Он будто попробовал на вкус это слово, проскользнувшее во фразу, и шумно расхохотался. Я на миг задумался.
– Компаньоны сообщали мне, что торговец, прибывший с Востока, недавно продал нам бриллиант необычайных размеров.
Король, оживившись, воскликнул:
– Бриллиант! Это было бы великолепно, только если он действительно огромный.
– Именно такой. Мне сказали, что он здоровенный, как галька на берегу Луары.
Глаза Карла сверкнули.
– Доставьте мне его!
– Сир, только он не оправлен, его даже еще не огранили. На вид он и впрямь как серый камешек.
– Не важно! Та, которой я его предназначаю, будет знать, что это бриллиант. Ей нетрудно будет представить…
Я заверил, что камень доставят через три-четыре дня.

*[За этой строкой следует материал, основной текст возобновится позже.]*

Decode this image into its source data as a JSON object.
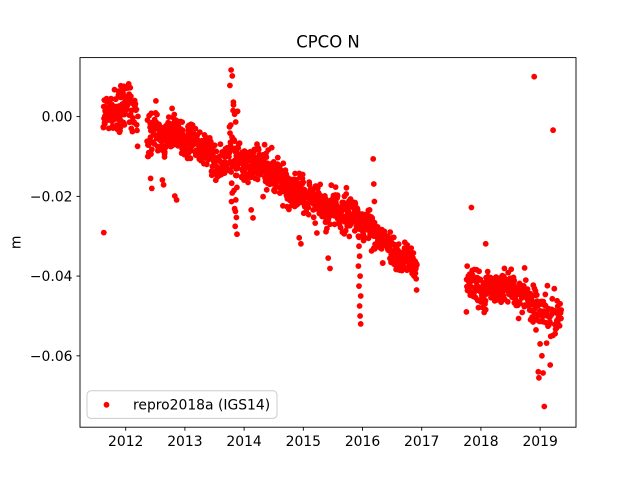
{
  "figure": {
    "kind": "matplotlib-figure",
    "background": "#ffffff"
  },
  "chart_data": {
    "type": "scatter",
    "title": "CPCO N",
    "xlabel": "",
    "ylabel": "m",
    "grid": false,
    "xlim": [
      2011.228,
      2019.606
    ],
    "ylim": [
      -0.0779,
      0.0148
    ],
    "xticks": {
      "values": [
        2012,
        2013,
        2014,
        2015,
        2016,
        2017,
        2018,
        2019
      ],
      "labels": [
        "2012",
        "2013",
        "2014",
        "2015",
        "2016",
        "2017",
        "2018",
        "2019"
      ]
    },
    "yticks": {
      "values": [
        0.0,
        -0.02,
        -0.04,
        -0.06
      ],
      "labels": [
        "0.00",
        "−0.02",
        "−0.04",
        "−0.06"
      ]
    },
    "legend": {
      "position": "lower left",
      "entries": [
        {
          "label": "repro2018a (IGS14)",
          "color": "#ff0000",
          "marker": "circle"
        }
      ]
    },
    "marker": {
      "color": "#ff0000",
      "radius_px": 2.9
    },
    "axis_color": "#000000",
    "legend_frame_color": "#cccccc",
    "seed": 1234567,
    "trend_segments": [
      {
        "t_start": 2011.62,
        "t_end": 2012.07,
        "v_start": 0.0008,
        "v_end": 0.0028,
        "sd": 0.0026,
        "n": 115
      },
      {
        "t_start": 2012.07,
        "t_end": 2012.21,
        "v_start": 0.0025,
        "v_end": -0.0005,
        "sd": 0.0027,
        "n": 20
      },
      {
        "t_start": 2012.36,
        "t_end": 2012.55,
        "v_start": -0.005,
        "v_end": -0.0045,
        "sd": 0.0034,
        "n": 40
      },
      {
        "t_start": 2012.55,
        "t_end": 2013.1,
        "v_start": -0.004,
        "v_end": -0.006,
        "sd": 0.0021,
        "n": 170
      },
      {
        "t_start": 2013.1,
        "t_end": 2013.45,
        "v_start": -0.006,
        "v_end": -0.009,
        "sd": 0.0021,
        "n": 110
      },
      {
        "t_start": 2013.45,
        "t_end": 2013.72,
        "v_start": -0.0105,
        "v_end": -0.0125,
        "sd": 0.0024,
        "n": 55
      },
      {
        "t_start": 2013.74,
        "t_end": 2013.9,
        "v_start": -0.0055,
        "v_end": -0.008,
        "sd": 0.0058,
        "n": 42
      },
      {
        "t_start": 2013.9,
        "t_end": 2014.45,
        "v_start": -0.011,
        "v_end": -0.0135,
        "sd": 0.0021,
        "n": 150
      },
      {
        "t_start": 2014.45,
        "t_end": 2015.0,
        "v_start": -0.0145,
        "v_end": -0.0205,
        "sd": 0.0021,
        "n": 150
      },
      {
        "t_start": 2015.0,
        "t_end": 2015.55,
        "v_start": -0.0205,
        "v_end": -0.023,
        "sd": 0.0021,
        "n": 140
      },
      {
        "t_start": 2015.55,
        "t_end": 2016.0,
        "v_start": -0.023,
        "v_end": -0.0265,
        "sd": 0.0021,
        "n": 120
      },
      {
        "t_start": 2016.0,
        "t_end": 2016.35,
        "v_start": -0.027,
        "v_end": -0.0315,
        "sd": 0.0019,
        "n": 95
      },
      {
        "t_start": 2016.35,
        "t_end": 2016.92,
        "v_start": -0.0315,
        "v_end": -0.0385,
        "sd": 0.0019,
        "n": 150
      },
      {
        "t_start": 2017.75,
        "t_end": 2018.1,
        "v_start": -0.0425,
        "v_end": -0.0422,
        "sd": 0.0028,
        "n": 65
      },
      {
        "t_start": 2018.1,
        "t_end": 2018.6,
        "v_start": -0.042,
        "v_end": -0.0445,
        "sd": 0.002,
        "n": 120
      },
      {
        "t_start": 2018.6,
        "t_end": 2019.1,
        "v_start": -0.0445,
        "v_end": -0.049,
        "sd": 0.0023,
        "n": 85
      },
      {
        "t_start": 2019.1,
        "t_end": 2019.36,
        "v_start": -0.049,
        "v_end": -0.0505,
        "sd": 0.0028,
        "n": 38
      }
    ],
    "outlier_points": [
      [
        2011.63,
        -0.0291
      ],
      [
        2012.42,
        -0.0155
      ],
      [
        2012.44,
        -0.018
      ],
      [
        2012.62,
        -0.0159
      ],
      [
        2012.64,
        -0.0171
      ],
      [
        2012.83,
        -0.0199
      ],
      [
        2012.86,
        -0.0209
      ],
      [
        2013.78,
        0.0117
      ],
      [
        2013.8,
        0.0102
      ],
      [
        2013.76,
        0.0078
      ],
      [
        2013.82,
        0.0029
      ],
      [
        2013.84,
        0.0006
      ],
      [
        2013.79,
        -0.0167
      ],
      [
        2013.83,
        -0.0185
      ],
      [
        2013.86,
        -0.0209
      ],
      [
        2013.84,
        -0.0231
      ],
      [
        2013.87,
        -0.0253
      ],
      [
        2013.85,
        -0.0275
      ],
      [
        2013.88,
        -0.0295
      ],
      [
        2014.12,
        -0.0234
      ],
      [
        2014.15,
        -0.0254
      ],
      [
        2014.32,
        -0.0201
      ],
      [
        2014.93,
        -0.0304
      ],
      [
        2014.96,
        -0.0319
      ],
      [
        2015.2,
        -0.0267
      ],
      [
        2015.23,
        -0.0292
      ],
      [
        2015.42,
        -0.0355
      ],
      [
        2015.45,
        -0.0381
      ],
      [
        2015.93,
        -0.03
      ],
      [
        2015.94,
        -0.0325
      ],
      [
        2015.95,
        -0.035
      ],
      [
        2015.93,
        -0.0375
      ],
      [
        2015.96,
        -0.04
      ],
      [
        2015.94,
        -0.0425
      ],
      [
        2015.97,
        -0.045
      ],
      [
        2015.95,
        -0.0475
      ],
      [
        2015.96,
        -0.05
      ],
      [
        2015.97,
        -0.052
      ],
      [
        2016.18,
        -0.0106
      ],
      [
        2016.19,
        -0.0169
      ],
      [
        2016.2,
        -0.0213
      ],
      [
        2017.84,
        -0.0228
      ],
      [
        2018.08,
        -0.0319
      ],
      [
        2018.9,
        0.01
      ],
      [
        2019.22,
        -0.0034
      ],
      [
        2018.93,
        -0.0535
      ],
      [
        2019.0,
        -0.057
      ],
      [
        2019.11,
        -0.0568
      ],
      [
        2019.03,
        -0.06
      ],
      [
        2019.17,
        -0.0623
      ],
      [
        2018.97,
        -0.064
      ],
      [
        2018.98,
        -0.0655
      ],
      [
        2019.05,
        -0.0643
      ],
      [
        2019.07,
        -0.0727
      ]
    ]
  }
}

Король, сжав мне руки, поблагодарил. Потом кликнул слуг, и тотчас сбежалась целая толпа. Я откланялся. Перед уходом король на миг задержал меня. Наклонившись ко мне, он прошептал:
– Жак, я счастлив.
По глазам было видно, что это так и есть. Но краем глаза я отметил черную поросль на его щеках, большой некрасивый нос, кривые ноги, слишком длинное тело, на котором плохо сидела одежда, портным явно приходилось немало хлопотать, подгоняя ее по фигуре. У меня мелькнула мысль, что в несчастье этот человек выглядел куда как привлекательнее.